Noah Hall, a Wayne State University environmental law professor and a source for the book, says he initially considered the "Water Wars" title hyperbolic but changed his mind after reading it.


"Peter documents over 20 years of fights over Great Lakes water and clearly shows that those fights were just the first round of what's going to be many long battles," Hall says.


Those two decades began when the region's governors and premiers approved the Great Lakes Charter in 1985. Although nonbinding, it committed the states and provinces to manage the lakes as one system and consult each other about major withdrawals.


The next year, Congress amended the federal Water Resources Development Act, enabling the governor of any Great Lakes state to veto any would-be diversion.

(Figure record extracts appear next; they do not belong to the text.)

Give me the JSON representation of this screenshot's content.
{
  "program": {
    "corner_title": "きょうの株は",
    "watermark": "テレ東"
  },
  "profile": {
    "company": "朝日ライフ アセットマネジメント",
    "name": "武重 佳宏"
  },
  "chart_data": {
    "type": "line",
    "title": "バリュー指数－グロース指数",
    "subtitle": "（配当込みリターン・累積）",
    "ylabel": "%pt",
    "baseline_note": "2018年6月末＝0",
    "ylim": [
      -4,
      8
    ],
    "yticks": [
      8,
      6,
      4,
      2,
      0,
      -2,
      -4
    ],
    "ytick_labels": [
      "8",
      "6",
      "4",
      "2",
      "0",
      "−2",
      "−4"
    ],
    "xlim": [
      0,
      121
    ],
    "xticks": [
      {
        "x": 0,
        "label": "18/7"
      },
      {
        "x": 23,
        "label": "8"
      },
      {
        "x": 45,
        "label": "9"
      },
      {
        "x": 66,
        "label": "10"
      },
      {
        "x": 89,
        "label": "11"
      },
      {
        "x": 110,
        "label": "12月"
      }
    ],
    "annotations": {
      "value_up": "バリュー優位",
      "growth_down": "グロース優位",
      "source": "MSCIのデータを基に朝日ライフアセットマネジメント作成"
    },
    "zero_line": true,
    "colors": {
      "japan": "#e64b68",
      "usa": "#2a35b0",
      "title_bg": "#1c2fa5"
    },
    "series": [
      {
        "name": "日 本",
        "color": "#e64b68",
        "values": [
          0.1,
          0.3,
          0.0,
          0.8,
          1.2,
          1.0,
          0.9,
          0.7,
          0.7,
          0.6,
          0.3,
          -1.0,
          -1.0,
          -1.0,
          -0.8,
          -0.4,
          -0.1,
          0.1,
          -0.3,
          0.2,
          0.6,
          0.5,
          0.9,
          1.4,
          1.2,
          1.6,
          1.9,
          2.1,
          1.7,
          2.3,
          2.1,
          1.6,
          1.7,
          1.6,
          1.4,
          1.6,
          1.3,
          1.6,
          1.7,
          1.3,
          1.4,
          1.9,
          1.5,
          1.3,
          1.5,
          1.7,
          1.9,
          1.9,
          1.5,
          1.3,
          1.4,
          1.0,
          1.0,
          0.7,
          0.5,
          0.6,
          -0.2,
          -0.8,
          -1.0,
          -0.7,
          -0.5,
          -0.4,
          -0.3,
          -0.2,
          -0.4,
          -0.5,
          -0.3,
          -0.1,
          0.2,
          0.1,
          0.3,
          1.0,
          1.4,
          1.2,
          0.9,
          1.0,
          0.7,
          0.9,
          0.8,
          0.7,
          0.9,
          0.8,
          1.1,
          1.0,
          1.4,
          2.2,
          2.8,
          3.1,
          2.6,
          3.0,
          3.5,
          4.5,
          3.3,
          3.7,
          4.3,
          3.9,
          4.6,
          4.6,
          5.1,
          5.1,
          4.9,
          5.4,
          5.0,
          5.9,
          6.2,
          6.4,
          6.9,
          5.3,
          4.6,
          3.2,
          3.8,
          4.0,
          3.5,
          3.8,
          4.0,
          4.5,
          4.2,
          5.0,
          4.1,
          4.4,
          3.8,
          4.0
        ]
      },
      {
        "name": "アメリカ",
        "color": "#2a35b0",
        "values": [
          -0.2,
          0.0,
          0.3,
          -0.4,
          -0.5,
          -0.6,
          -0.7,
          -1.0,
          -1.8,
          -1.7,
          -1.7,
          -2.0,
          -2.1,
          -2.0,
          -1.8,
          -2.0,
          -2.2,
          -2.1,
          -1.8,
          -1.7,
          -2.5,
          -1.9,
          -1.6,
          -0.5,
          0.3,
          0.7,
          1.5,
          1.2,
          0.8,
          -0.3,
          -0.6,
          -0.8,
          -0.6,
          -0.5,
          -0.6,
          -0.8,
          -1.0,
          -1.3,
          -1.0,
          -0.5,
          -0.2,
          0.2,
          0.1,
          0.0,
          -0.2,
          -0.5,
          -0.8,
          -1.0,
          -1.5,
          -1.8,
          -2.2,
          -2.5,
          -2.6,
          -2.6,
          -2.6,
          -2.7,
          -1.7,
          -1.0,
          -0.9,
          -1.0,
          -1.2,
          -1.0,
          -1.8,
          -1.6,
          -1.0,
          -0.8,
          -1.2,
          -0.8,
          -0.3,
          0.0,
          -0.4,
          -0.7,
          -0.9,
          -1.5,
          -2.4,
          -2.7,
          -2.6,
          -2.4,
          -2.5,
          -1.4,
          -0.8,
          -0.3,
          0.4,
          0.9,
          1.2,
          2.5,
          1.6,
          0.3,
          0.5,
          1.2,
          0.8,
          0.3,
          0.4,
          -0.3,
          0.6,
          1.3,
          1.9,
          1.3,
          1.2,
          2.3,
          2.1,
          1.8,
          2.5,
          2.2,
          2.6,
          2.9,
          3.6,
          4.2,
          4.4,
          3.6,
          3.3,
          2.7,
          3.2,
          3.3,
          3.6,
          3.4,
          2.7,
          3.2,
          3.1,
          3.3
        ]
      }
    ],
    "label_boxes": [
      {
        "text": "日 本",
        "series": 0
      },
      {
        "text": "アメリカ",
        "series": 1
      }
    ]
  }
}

The law and the charter were inspired largely by rumored schemes to pipe huge volumes of Great Lakes water long distances _ perhaps to replenish the Ogallala Aquifer in the Great Plains or relieve drought in New York City.


But while those grandiose ideas never got off the ground, the region saw an outbreak of smaller-scale squabbles in places such as Pleasant Prairie, Wis., and Lowell, Ind. _ communities that straddle or lie just outside the basin boundary but wanted Great Lakes water.


Those episodes show "the front line in the Great Lakes water war is really here at home," Annin says. "Right along the rim of the basin, there are a number of communities that are facing either depleted or contaminated groundwater supplies, or both. This is where the tensions are going to lie in the foreseeable future."


The governors and premiers agreed in 2001 to strengthen the charter, setting off negotiations that finally produced the compact.


Whether it will be ratified is far from certain. Some environmentalists believe its withdrawal provisions are too weak, while business interests consider them too tough.


Annin favors the compact, whatever its flaws: "This is the best shot the Great Lakes basin has at managing its waters."